Wonderful spiritual advice, chanced upon in my pile of mental and material junk this Saturday morning.

I know — but have not seen in years — a once-very devout Catholic guy who formerly manifested a good deal of evangelical fervor. He drove St. Paul’s point home to me one evening over coffee at a Dunkin Donuts. Sometime afterward I learned that he had pretty much abandoned the practice of the faith and spent his Sunday mornings flying model airplanes. That’s good clean fun but not a great substitute for religion. Our faith can be a fragile, precious possession too easily lost.  I sat listening on that Dunkin Donuts evening, myself  a person of struggling faithfulness,  suspecting that this somewhat younger companion of mine had not yet been entirely subjected to the sharp teeth of life’s buzz saw — or fully matured emotionally. St. Paul would have told him he needed to “finish the race” — and advance from a childhood faith, then adolescent faith to an adult faith. (I think we encounter that exhortation in Corinthians I.)

Yes, we must keep the faith — as busy, sin-prone, tempted adults. And I must go to any Mass I know to be valid, even if the liturgy or especially the “pretty” music, annoys me a trifle. The supernatural graces are the same. And I’m aware that I’m given sometimes to overstating the problem (though, forgive my pride, not by much.)
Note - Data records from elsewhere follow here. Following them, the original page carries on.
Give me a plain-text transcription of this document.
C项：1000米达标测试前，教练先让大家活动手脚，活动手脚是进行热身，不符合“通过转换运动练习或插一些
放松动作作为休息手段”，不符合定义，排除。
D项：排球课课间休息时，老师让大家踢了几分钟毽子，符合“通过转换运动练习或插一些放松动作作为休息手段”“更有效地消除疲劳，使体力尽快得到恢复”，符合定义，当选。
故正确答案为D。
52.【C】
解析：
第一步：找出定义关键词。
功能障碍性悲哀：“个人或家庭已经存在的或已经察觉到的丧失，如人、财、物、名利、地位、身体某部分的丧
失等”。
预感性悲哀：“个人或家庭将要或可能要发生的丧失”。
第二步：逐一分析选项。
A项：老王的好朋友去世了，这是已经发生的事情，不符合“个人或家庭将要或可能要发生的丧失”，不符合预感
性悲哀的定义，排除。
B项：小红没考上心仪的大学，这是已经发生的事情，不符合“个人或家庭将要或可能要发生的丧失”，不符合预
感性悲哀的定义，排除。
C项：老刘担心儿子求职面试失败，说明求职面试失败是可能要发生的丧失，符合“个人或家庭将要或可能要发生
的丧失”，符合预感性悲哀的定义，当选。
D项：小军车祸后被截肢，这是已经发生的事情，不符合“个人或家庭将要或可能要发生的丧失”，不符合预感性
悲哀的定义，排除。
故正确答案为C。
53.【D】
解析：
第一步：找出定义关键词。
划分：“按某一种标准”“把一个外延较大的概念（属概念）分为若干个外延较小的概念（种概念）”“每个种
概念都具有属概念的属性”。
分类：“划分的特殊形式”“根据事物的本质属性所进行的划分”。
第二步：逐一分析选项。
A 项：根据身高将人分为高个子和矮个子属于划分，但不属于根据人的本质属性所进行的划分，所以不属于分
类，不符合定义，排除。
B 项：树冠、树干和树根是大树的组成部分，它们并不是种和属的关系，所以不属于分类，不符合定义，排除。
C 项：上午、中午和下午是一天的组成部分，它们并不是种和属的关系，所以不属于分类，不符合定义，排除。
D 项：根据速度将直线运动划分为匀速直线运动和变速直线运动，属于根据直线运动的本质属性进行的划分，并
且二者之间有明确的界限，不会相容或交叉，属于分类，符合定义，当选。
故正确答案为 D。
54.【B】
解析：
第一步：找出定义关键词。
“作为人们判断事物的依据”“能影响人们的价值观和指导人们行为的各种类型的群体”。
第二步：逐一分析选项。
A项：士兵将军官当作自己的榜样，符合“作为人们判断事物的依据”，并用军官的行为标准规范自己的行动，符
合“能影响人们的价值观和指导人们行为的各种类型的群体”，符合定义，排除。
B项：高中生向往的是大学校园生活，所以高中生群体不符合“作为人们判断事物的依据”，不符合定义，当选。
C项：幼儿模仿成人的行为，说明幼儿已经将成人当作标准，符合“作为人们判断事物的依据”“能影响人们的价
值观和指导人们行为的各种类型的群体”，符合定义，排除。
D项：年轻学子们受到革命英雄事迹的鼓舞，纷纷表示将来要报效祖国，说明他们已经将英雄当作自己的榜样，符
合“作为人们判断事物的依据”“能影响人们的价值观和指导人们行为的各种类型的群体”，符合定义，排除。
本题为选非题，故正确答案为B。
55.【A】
Mr Edwin Faust continued — actually concludes — It is only by erasing that little ‘I’, that hard nut of egotism that can taint even our noblest aspirations, that Christ will live in us and in those we want to share in the life we have found. Or, I would add, in the life for which I am still searching as I join others in the search, trying — often failing — to lead by example.

Mr. Faust’s article, by the way, from which I’ve culled these excerpts, is called: “Finding Our Place in Salvation History or How to be Happy in the Present Moment.” 

It appeared in the Summer, 2007 issue of The Latin Mass magazine.